Doctorate Level Health Professions
(medical, dental, optometry, podiatry, veterinary)
There is no preferred major when applying to the doctorate level health professions. You can major in anything you want as long as you complete the pre-requisites to apply to these programs.
At most colleges and universities, including Stony Brook, there is no “premedical major” or “pre-health major.” However, to be competitive for medical, dental, optometric, podiatric, or veterinary schools you need to finish up your bachelor’s degree, and therefore you must have a major.
When selecting a major you have to ask yourself a lot of questions. What topics are interesting? Does the course of study fit my style and my academic background? If you are not sure about many academic fields you might begin by writing down a list of things about biology, science, or health care that interest you. Then, think of the academic disciplines which could border on some of these issues and ideas. For example:
- scientific method (Biology, Biochemistry, Philosophy, Physics)
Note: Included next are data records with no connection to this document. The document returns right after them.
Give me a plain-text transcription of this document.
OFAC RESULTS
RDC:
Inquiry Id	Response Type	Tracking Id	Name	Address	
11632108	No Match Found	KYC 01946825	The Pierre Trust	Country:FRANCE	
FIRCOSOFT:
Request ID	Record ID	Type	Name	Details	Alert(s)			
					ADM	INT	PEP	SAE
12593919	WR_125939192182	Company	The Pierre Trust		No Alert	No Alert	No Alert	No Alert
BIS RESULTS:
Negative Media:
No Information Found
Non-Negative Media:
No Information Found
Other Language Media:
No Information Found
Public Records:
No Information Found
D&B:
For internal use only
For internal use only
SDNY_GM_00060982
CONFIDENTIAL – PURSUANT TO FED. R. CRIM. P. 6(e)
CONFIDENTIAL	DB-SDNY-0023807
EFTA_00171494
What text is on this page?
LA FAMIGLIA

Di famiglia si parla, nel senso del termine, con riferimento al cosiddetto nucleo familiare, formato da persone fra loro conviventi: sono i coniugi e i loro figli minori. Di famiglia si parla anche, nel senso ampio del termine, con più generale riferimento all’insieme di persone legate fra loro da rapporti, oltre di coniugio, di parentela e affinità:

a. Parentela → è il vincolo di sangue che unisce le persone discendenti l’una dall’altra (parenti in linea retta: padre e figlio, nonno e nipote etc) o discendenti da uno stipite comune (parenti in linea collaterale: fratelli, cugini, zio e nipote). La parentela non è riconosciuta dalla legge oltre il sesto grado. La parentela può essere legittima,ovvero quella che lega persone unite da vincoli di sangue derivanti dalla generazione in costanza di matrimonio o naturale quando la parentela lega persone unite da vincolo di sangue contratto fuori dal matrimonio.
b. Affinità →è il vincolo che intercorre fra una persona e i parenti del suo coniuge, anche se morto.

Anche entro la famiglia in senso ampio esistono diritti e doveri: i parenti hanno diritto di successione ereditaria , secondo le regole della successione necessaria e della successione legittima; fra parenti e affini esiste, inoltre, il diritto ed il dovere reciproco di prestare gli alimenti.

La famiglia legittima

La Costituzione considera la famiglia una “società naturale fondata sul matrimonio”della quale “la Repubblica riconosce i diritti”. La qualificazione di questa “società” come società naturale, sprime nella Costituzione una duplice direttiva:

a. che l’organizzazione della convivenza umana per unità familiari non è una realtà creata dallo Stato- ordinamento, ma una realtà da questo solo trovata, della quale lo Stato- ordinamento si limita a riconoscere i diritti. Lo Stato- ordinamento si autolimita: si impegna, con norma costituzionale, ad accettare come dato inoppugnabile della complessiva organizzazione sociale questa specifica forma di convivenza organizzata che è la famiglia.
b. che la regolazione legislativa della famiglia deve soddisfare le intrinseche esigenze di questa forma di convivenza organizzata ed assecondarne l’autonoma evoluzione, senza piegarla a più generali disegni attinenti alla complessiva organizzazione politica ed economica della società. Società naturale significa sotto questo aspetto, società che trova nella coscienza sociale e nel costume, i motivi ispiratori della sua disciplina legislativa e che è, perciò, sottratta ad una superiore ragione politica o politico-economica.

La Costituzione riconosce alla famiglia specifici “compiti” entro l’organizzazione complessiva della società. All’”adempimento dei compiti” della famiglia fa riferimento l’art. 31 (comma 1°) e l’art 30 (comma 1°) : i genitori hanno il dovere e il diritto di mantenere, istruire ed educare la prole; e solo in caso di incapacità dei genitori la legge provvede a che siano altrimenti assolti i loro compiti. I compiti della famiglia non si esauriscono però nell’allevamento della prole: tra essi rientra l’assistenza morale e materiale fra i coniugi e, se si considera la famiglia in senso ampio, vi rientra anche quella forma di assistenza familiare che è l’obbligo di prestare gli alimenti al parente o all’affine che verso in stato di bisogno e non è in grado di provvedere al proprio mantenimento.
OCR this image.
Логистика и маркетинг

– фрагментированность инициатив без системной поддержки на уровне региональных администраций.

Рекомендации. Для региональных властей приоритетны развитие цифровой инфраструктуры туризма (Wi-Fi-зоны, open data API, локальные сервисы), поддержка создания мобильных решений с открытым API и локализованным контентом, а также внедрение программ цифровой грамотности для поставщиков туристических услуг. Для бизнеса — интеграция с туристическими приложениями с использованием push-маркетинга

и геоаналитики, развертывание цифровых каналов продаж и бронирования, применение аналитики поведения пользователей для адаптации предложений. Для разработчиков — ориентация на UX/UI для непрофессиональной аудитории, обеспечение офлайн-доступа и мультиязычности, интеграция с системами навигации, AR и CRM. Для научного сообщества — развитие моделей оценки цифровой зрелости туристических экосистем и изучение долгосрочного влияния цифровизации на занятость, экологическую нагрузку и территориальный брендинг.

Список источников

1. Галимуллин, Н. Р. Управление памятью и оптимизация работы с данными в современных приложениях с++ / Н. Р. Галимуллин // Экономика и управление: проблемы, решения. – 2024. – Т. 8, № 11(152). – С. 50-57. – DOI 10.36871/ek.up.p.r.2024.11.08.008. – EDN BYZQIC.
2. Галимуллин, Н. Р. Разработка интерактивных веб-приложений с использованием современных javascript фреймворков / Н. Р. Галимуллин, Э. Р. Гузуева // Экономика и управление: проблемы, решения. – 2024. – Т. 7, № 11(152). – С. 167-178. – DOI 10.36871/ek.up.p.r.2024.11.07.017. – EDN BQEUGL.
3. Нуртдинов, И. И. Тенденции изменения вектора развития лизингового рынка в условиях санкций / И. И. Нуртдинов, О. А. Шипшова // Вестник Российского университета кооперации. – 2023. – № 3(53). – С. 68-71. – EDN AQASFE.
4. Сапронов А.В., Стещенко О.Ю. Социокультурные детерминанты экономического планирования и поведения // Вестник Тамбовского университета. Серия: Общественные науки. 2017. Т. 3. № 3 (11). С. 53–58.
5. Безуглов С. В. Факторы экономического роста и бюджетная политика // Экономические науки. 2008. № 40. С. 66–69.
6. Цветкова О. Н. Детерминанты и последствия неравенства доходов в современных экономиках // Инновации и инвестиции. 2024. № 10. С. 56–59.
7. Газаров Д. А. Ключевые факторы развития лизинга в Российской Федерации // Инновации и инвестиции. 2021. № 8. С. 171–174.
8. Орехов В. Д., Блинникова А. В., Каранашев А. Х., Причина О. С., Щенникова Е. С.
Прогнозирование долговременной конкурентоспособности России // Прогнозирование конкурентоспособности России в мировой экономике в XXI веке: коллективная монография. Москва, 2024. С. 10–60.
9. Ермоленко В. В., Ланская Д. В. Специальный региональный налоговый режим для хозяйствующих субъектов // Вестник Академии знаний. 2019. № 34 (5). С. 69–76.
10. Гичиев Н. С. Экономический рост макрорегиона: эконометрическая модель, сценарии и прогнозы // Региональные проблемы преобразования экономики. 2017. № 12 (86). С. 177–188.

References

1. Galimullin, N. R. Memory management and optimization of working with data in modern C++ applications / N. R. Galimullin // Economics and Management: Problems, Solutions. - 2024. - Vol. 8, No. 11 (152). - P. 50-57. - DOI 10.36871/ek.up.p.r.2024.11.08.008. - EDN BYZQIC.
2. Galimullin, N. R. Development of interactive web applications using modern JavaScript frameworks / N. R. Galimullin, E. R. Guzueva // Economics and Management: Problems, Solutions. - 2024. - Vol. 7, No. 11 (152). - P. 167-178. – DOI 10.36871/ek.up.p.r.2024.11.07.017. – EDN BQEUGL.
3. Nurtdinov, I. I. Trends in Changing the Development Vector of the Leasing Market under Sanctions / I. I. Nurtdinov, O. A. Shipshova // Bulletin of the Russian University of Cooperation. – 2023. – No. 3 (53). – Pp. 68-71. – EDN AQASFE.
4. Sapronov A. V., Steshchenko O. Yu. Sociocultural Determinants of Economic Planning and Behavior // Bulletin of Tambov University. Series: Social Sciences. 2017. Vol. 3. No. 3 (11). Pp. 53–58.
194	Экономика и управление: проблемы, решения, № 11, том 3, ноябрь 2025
- ethics (Philosophy, History, and perhaps Anthropology)
- communities and health (Anthropology, Sociology, History)
- children: their growth, health and development (Psychology, Sociology)
- managed care--the economics of health care (Economics, Politics)
- world health, international health (Africana Studies, East Asian Studies, History, Anthropology)
You are encouraged to meet with departments of your interest and read about their curriculum in the undergraduate bulletin. The Career Center also has great information on how majors and careers are related.
Is there any kind of major that you should steer away from?
- Avoid choosing a major which has a course of study which would make it difficult or impossible to complete your pre-health prerequisites at the level of quality or within the time frame you need.
- Don’t prepare yourself for one career by getting ready to enter another one. Students who have career-oriented bachelors’ degrees often make very strong applicants to even the most competitive schools of the health professions, but the maturity and insight that they gained in putting their initial degree to work first is often a crucial component in their success.
Masters Level Health Professions
(physical therapy, physician assistant)
Just like the doctorate level health professions, there is no preferred major when applying to masters level professions such as physical therapy and physician assistant. You can major in anything you want as long as you complete the pre-requisites to apply to these programs. Please see above for suggestions on choosing a major.
Bachelor Level Health Professions
(ie. nursing, athletic training, respiratory care etc.)
If you are planning to apply to a program that is a bachelors degree (athletic training, nursing, respiratory care, social work, etc.), you may want or need to declare a different major while you are completing your pre-requisites for these programs. If you apply to the program of your choice but don’t get in the first time around, you still need to make progress towards your degree. You are not, for example, a “nursing major” until you formally apply and are accepted into a nursing program. Speak to an advisor for more information on planning your courses and possible back up majors.
You may also need to have a major declared to be eligible for some financial aid programs. You should speak to someone in the Office of Student Financial Aid Services to see if this applies to you.